What happens when it rains on trick or treating? Halloween is a holiday with no master -it’s not a government holiday, it’s not a religious holiday (unless you are some kind of Druid or something, in which case you aren’t reading this because you’re slitting a goat’s throat on a slab on the moors somewhere), it’s a loner, Dottie, a rebel. It’s off the grid. That means no rain checks. It means if the sky opens up, you get one less trick-or-treating out of the only 10 or so life affords to a child.
Your little Iron Man stayed in and rusted? Your tiny Wonder Woman’s invisible jet was grounded? Your friendly neighborhood White Dads are here with the solution: This year, celebrate “Thanksoween”!

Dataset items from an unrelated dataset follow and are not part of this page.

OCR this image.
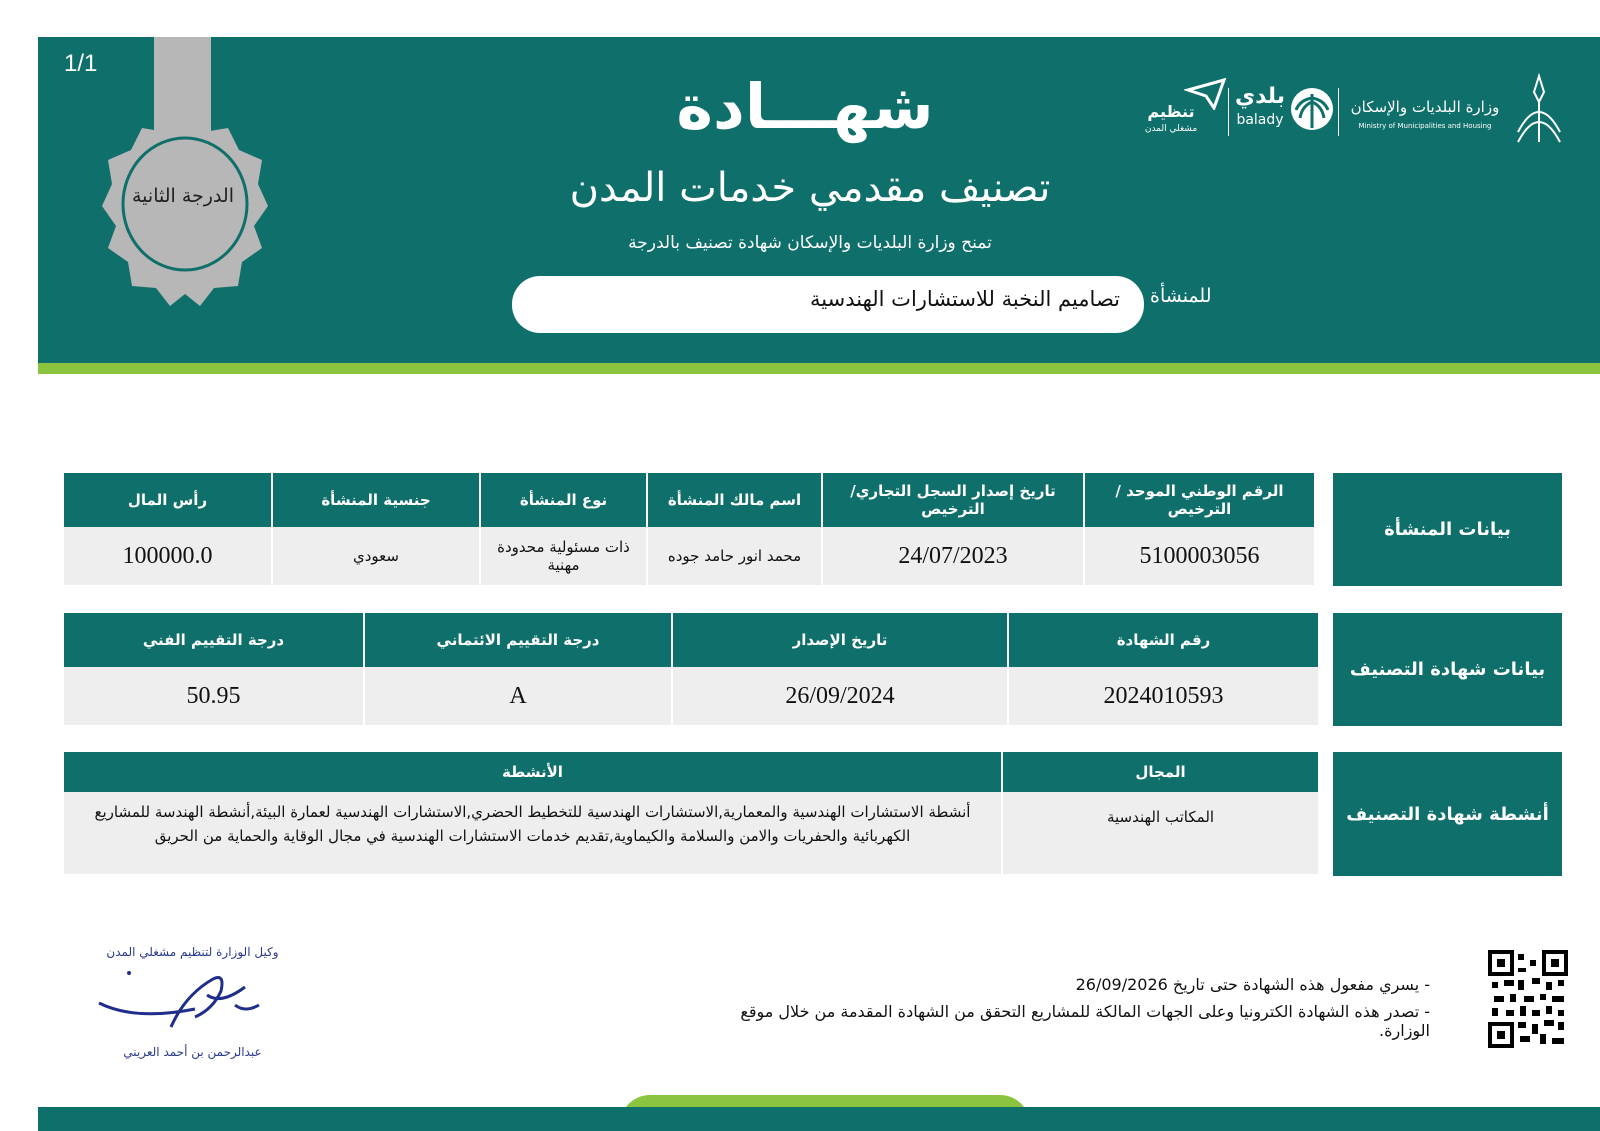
1/1
الدرجة الثانية
شهـــادة
تصنيف مقدمي خدمات المدن
تمنح وزارة البلديات والإسكان شهادة تصنيف بالدرجة
للمنشأة
تصاميم النخبة للاستشارات الهندسية
وزارة البلديات والإسكان
Ministry of Municipalities and Housing
بلدي
balady
تنظيم
مشغلي المدن
بيانات المنشأة
الرقم الوطني الموحد /الترخيص	تاريخ إصدار السجل التجاري/ الترخيص	اسم مالك المنشأة	نوع المنشأة	جنسية المنشأة	رأس المال
5100003056	24/07/2023	محمد انور حامد جوده	ذات مسئولية محدودة مهنية	سعودي	100000.0
بيانات شهادة التصنيف
رقم الشهادة	تاريخ الإصدار	درجة التقييم الائتماني	درجة التقييم الفني
2024010593	26/09/2024	A	50.95
أنشطة شهادة التصنيف
المجال	الأنشطة
المكاتب الهندسية	أنشطة الاستشارات الهندسية والمعمارية,الاستشارات الهندسية للتخطيط الحضري,الاستشارات الهندسية لعمارة البيئة,أنشطة الهندسة للمشاريع الكهربائية والحفريات والامن والسلامة والكيماوية,تقديم خدمات الاستشارات الهندسية في مجال الوقاية والحماية من الحريق
- يسري مفعول هذه الشهادة حتى تاريخ 26/09/2026
- تصدر هذه الشهادة الكترونيا وعلى الجهات المالكة للمشاريع التحقق من الشهادة المقدمة من خلال موقع الوزارة.
وكيل الوزارة لتنظيم مشغلي المدن
عبدالرحمن بن أحمد العريني
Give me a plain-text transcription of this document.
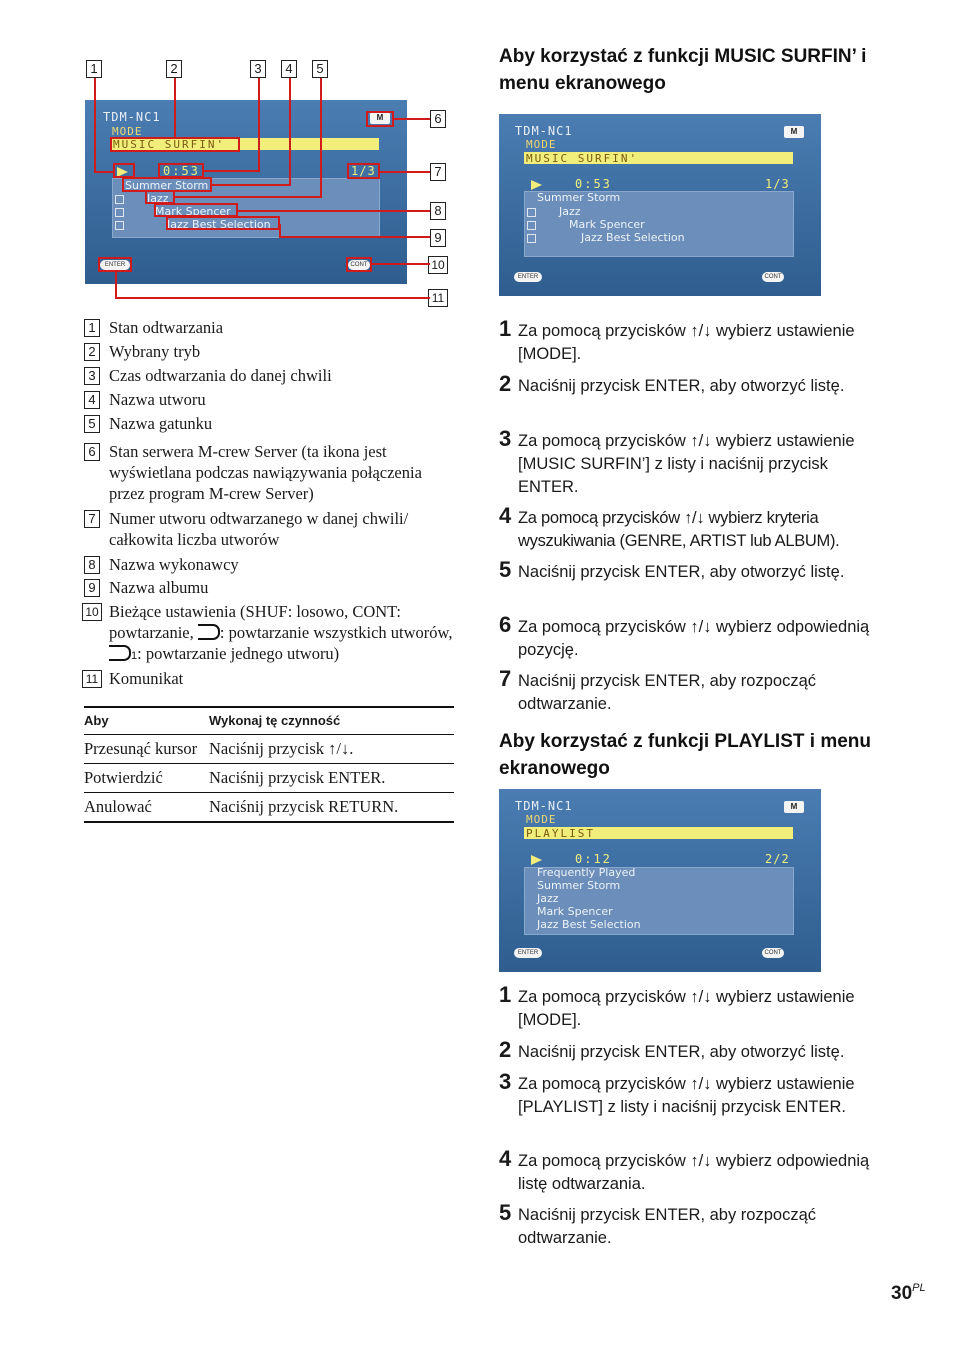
1	2	3	4	5
6
7
8
9
10
11
TDM-NC1	M
MODE
MUSIC SURFIN'
0:53	1/3
Summer Storm
Jazz
Mark Spencer
Jazz Best Selection
ENTER	CONT
1 Stan odtwarzania
2 Wybrany tryb
3 Czas odtwarzania do danej chwili
4 Nazwa utworu
5 Nazwa gatunku
6 Stan serwera M-crew Server (ta ikona jest wyświetlana podczas nawiązywania połączenia przez program M-crew Server)
7 Numer utworu odtwarzanego w danej chwili/ całkowita liczba utworów
8 Nazwa wykonawcy
9 Nazwa albumu
10 Bieżące ustawienia (SHUF: losowo, CONT: powtarzanie, : powtarzanie wszystkich utworów, 1: powtarzanie jednego utworu)
11 Komunikat
Aby	Wykonaj tę czynność
Przesunąć kursor	Naciśnij przycisk ↑/↓.
Potwierdzić	Naciśnij przycisk ENTER.
Anulować	Naciśnij przycisk RETURN.
Aby korzystać z funkcji MUSIC SURFIN’ i menu ekranowego
TDM-NC1	M
MODE
MUSIC SURFIN'
0:53	1/3
Summer Storm
Jazz
Mark Spencer
Jazz Best Selection
ENTER	CONT
1 Za pomocą przycisków ↑/↓ wybierz ustawienie [MODE].
2 Naciśnij przycisk ENTER, aby otworzyć listę.
3 Za pomocą przycisków ↑/↓ wybierz ustawienie [MUSIC SURFIN’] z listy i naciśnij przycisk ENTER.
4 Za pomocą przycisków ↑/↓ wybierz kryteria wyszukiwania (GENRE, ARTIST lub ALBUM).
5 Naciśnij przycisk ENTER, aby otworzyć listę.
6 Za pomocą przycisków ↑/↓ wybierz odpowiednią pozycję.
7 Naciśnij przycisk ENTER, aby rozpocząć odtwarzanie.
Aby korzystać z funkcji PLAYLIST i menu ekranowego
TDM-NC1	M
MODE
PLAYLIST
0:12	2/2
Frequently Played
Summer Storm
Jazz
Mark Spencer
Jazz Best Selection
ENTER	CONT
1 Za pomocą przycisków ↑/↓ wybierz ustawienie [MODE].
2 Naciśnij przycisk ENTER, aby otworzyć listę.
3 Za pomocą przycisków ↑/↓ wybierz ustawienie [PLAYLIST] z listy i naciśnij przycisk ENTER.
4 Za pomocą przycisków ↑/↓ wybierz odpowiednią listę odtwarzania.
5 Naciśnij przycisk ENTER, aby rozpocząć odtwarzanie.
$30^{PL}$
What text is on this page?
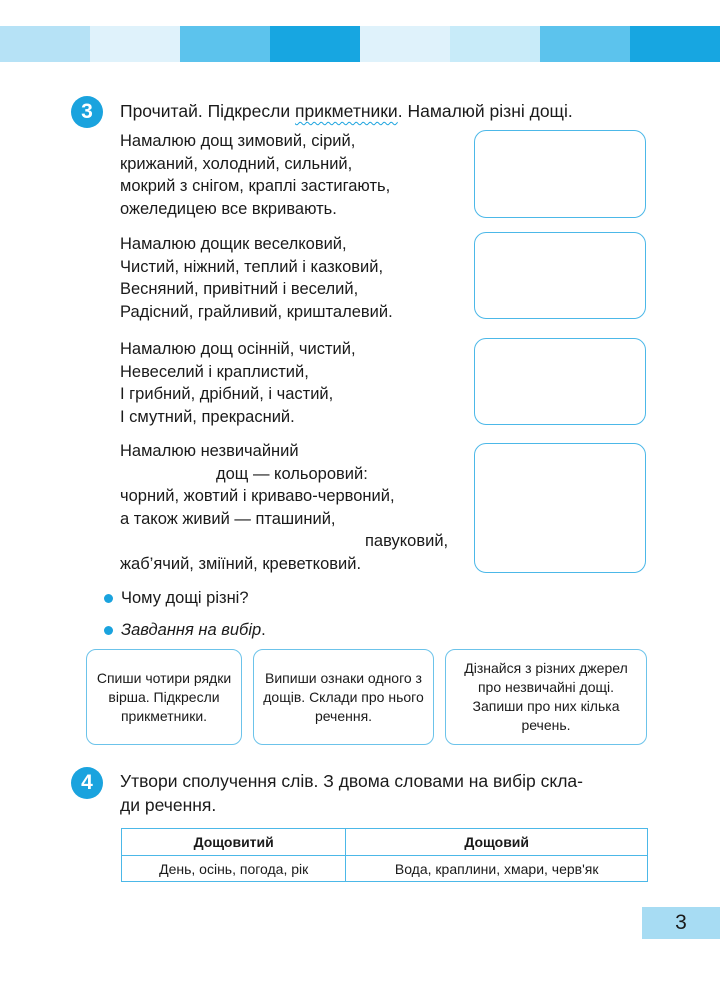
3	Прочитай. Підкресли прикметники. Намалюй різні дощі.
Намалюю дощ зимовий, сірий,
крижаний, холодний, сильний,
мокрий з снігом, краплі застигають,
ожеледицею все вкривають.
Намалюю дощик веселковий,
Чистий, ніжний, теплий і казковий,
Весняний, привітний і веселий,
Радісний, грайливий, кришталевий.
Намалюю дощ осінній, чистий,
Невеселий і краплистий,
І грибний, дрібний, і частий,
І смутний, прекрасний.
Намалюю незвичайний
дощ — кольоровий:
чорний, жовтий і криваво-червоний,
а також живий — пташиний,
павуковий,
жаб’ячий, зміїний, креветковий.
Чому дощі різні?
Завдання на вибір .
Спиши чотири рядки вірша. Підкресли прикметники.
Випиши ознаки одного з дощів. Склади про нього речення.
Дізнайся з різних джерел про незвичайні дощі. Запиши про них кілька речень.
4	Утвори сполучення слів. З двома словами на вибір скла-
ди речення.
Дощовитий	Дощовий
День, осінь, погода, рік	Вода, краплини, хмари, черв'як
3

Thanksoween is the new holiday that will take place on Thanksgiving Day on years Halloween is rainy. It’s the Turducken of holidays -one delicious juicy holiday jammed inside another!
The rules are simple -on Thanksgiving afternoon, dress your child up like a Pilgrim and send them door to door, begging for stuffing! (And turkey and pumpkin pie, anything the neighbors can spare.)
Let’s lay out the benefits:
Your children get to play dress up, and in the process, role play as this country’s pre-Founding Fathers founders -religious wackos in buckled shoes who were lousy at farming and bent on genocide against the natives (save for one friendly dinner).
You can get rid of some of those pesky leftovers! No more dry white mean and greasy dark meat sandwiches till December! No more stinky carcass soup! (And think of the lucky kid who gets a carcass slid into his Thanksoween bag!)
You get to kick the kids out of the house for two hours and watch football.
Once Thanksoween gets big in this country, there’ll be no stopping it! Four rows of Pilgrim costumes and thermal meat-treat sacks in the Target seasonal aisle! Kids who know which houses gives out grapy green beans (that don’t even have those crunchy onion things on top), and which is the awesome house that dumps entire cans of that jellied cranberry stuff into the bags with one big wiggly dog-foody plop!
Choose your costumes now! My wife and I are going as Pocahontas and John Smith, and dressing the baby as Pocahontas’s famous and historically accurate raccoon sidekick.
Oh, and Thanksoween is not just for kids! Want to have a “sexy” costume? Who is sexier than America’s first bad girl, Hawthorne’s Hester Prynne? (meow) Your entire sorority can go as Abigail Williams and her sultry band of teen witches from the Crucible! Naughty, naughty, naughty!
Need couples costumes? How about lovelorn John Alden and irresistable Puritan Priscilla Mullins from Longfellow’s “The Courtship of Miles Standish”?
Got a group? Go as the signers of the Mayflower Compact, one of our nation’s first governing documents.
Here’s a great Thanksoween group costume: Zombie Lost Colony of Roanoke!
So, this year, give the family the experience they missed on our rainy Halloween. I’ll see you this Thanksoween on the neighbor’s porch, and instead of “Trick or Treat!’ we’ll shout, “I spy leftovers, Goody Neighbor! ‘Tis Thanksoween!”